Vacances (4) Nakanisaki libala, par Les  As


Comme promis, nous poursuivons  la diffusion des raretés pour agrémenter  le temps libre de tous les mbokatiers actuellement en vacances.


Ce mercredi , nous vous proposons une rareté de l’orchestre Les As, de René Moreno intitulée : "Nakanisaki libala", que vous ne trouverez ni sur Facebook, ni sur Youtube. Une œuvre poétique à l’instar de Hirondelle, à travers laquelle une jeune mariée constate qu’elle vient de  s’engager dans un mariage bidon. Elle va jusqu’à se demander si l’homme ne l’a pas tout simplement envoutée. (Akangaki ngai na mpungu).
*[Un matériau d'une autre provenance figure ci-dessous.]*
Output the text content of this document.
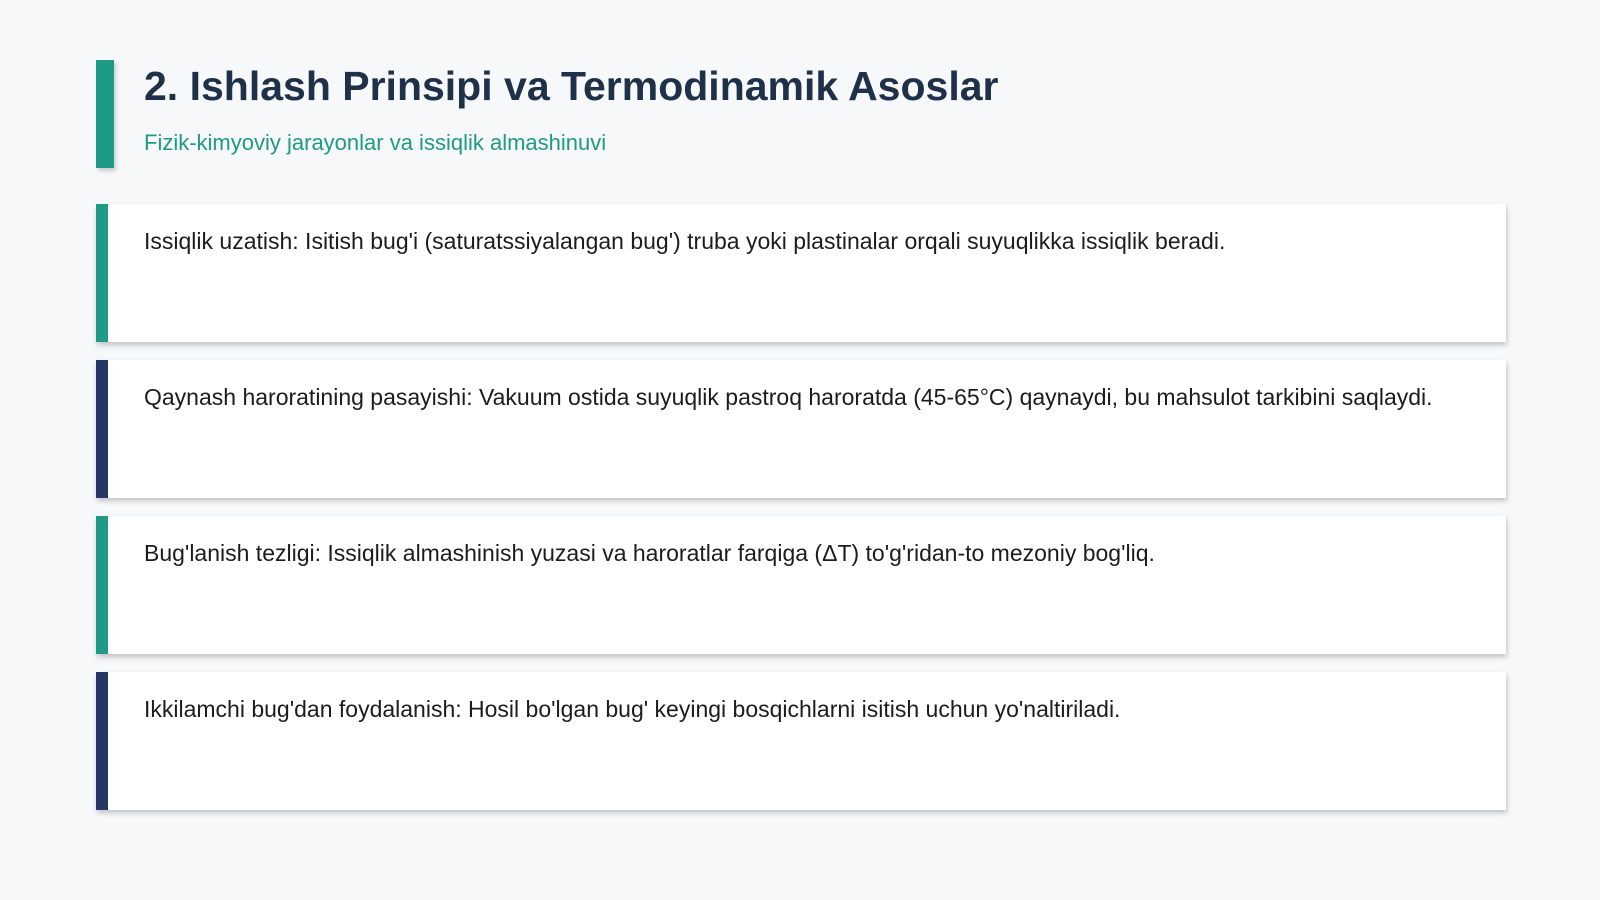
2. Ishlash Prinsipi va Termodinamik Asoslar

Fizik-kimyoviy jarayonlar va issiqlik almashinuvi

Issiqlik uzatish: Isitish bug'i (saturatssiyalangan bug') truba yoki plastinalar orqali suyuqlikka issiqlik beradi.
Qaynash haroratining pasayishi: Vakuum ostida suyuqlik pastroq haroratda (45-65°C) qaynaydi, bu mahsulot tarkibini saqlaydi.
Bug'lanish tezligi: Issiqlik almashinish yuzasi va haroratlar farqiga (ΔT) to'g'ridan-to mezoniy bog'liq.
Ikkilamchi bug'dan foydalanish: Hosil bo'lgan bug' keyingi bosqichlarni isitish uchun yo'naltiriladi.
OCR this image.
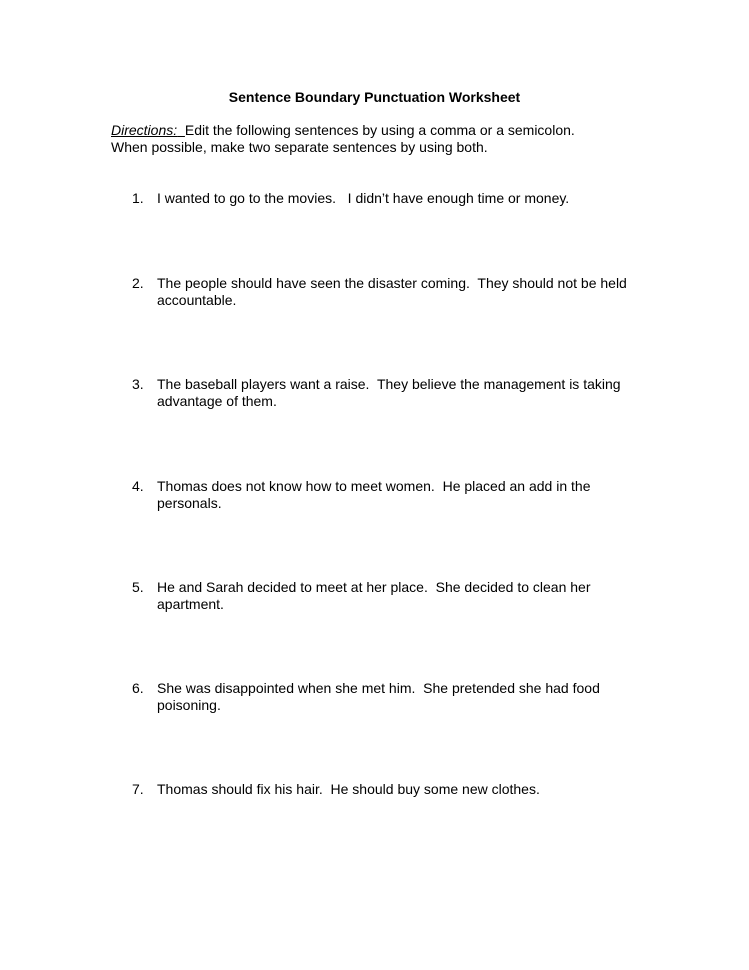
Sentence Boundary Punctuation Worksheet
Directions: Edit the following sentences by using a comma or a semicolon.
When possible, make two separate sentences by using both.
1. I wanted to go to the movies.   I didn’t have enough time or money.
2. The people should have seen the disaster coming.  They should not be held accountable.
3. The baseball players want a raise.  They believe the management is taking advantage of them.
4. Thomas does not know how to meet women.  He placed an add in the personals.
5. He and Sarah decided to meet at her place.  She decided to clean her apartment.
6. She was disappointed when she met him.  She pretended she had food poisoning.
7. Thomas should fix his hair.  He should buy some new clothes.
Cette chanson est sortie durant les années ’70, au moment où la Foire Internationale de Kinshasa *FIKIN* (Photo ci-dessous) ,consituait un cadre rêvé de loisirs pour les vacanciers.


Messagerz_f_Fikin_b.jpg

 

 

Nakanisaki Libala

Cette photo me ramène à l’année 1969, année de la tenue de la première édition de la Foire Internationale de Kinshasa, FIKIN. C’est l’époque où tous les espoirs d’un grand pays prospère étaient permis. La FIKIN était l’expression de grandes ambitions du Congo. Ses installations n’avaient rien à envier à celles de grandes expositions organisées dans les pays développés. L’espace était un véritable bijou au point que Mobutu, tout fier, y avait convié le roi des Belges Baudouin Ier pour la signature du traité d’amitié belgo-congolais ! En effet, cet espace se distinguait par la propreté, des routes bien tracées permettant la communication entre les pavillons, des parterres de fleurs et des pelouses bien entretenues, des services administratifs, d’accueil et de sécurité bien organisés,… Les visiteurs pouvaient découvrir tout ce qui était produit au Congo et dans le monde. Dans l’imposant pavillon de la GECOMINES (GECAMINES) par exemple, les engins qui y étaient exposés, de véritables mastodontes, permettaient de palper la réalité du travail d’extraction des minerais. Les visiteurs venaient en famille et comme dans un rituel bien réglé commençaient par la visite des pavillons d’exposition avant d’aller au Parc d’attractions où les enfants, disciplinés, correctement habillés et toujours accompagnés de leurs parents, pouvaient s’adonner à toutes sortes de jeux (montagnes russes appelées Mobembo, manèges,..) dans un cadre inondé de lumières multicolores. Quel contraste avec l’espace de la FIKIN d’aujourd’hui, devenu un vaste terrain poussiéreux consacré à des manifestations publicitaires appelées kermesses, lieux favorables à la promotion des antivaleurs (consommation abusive d’alcool par les enfants, danses obscènes animées par une musique qui a perdu ses repères,..). Revivrons-nous un jour cette époque de la splendeur de la FIKIN ?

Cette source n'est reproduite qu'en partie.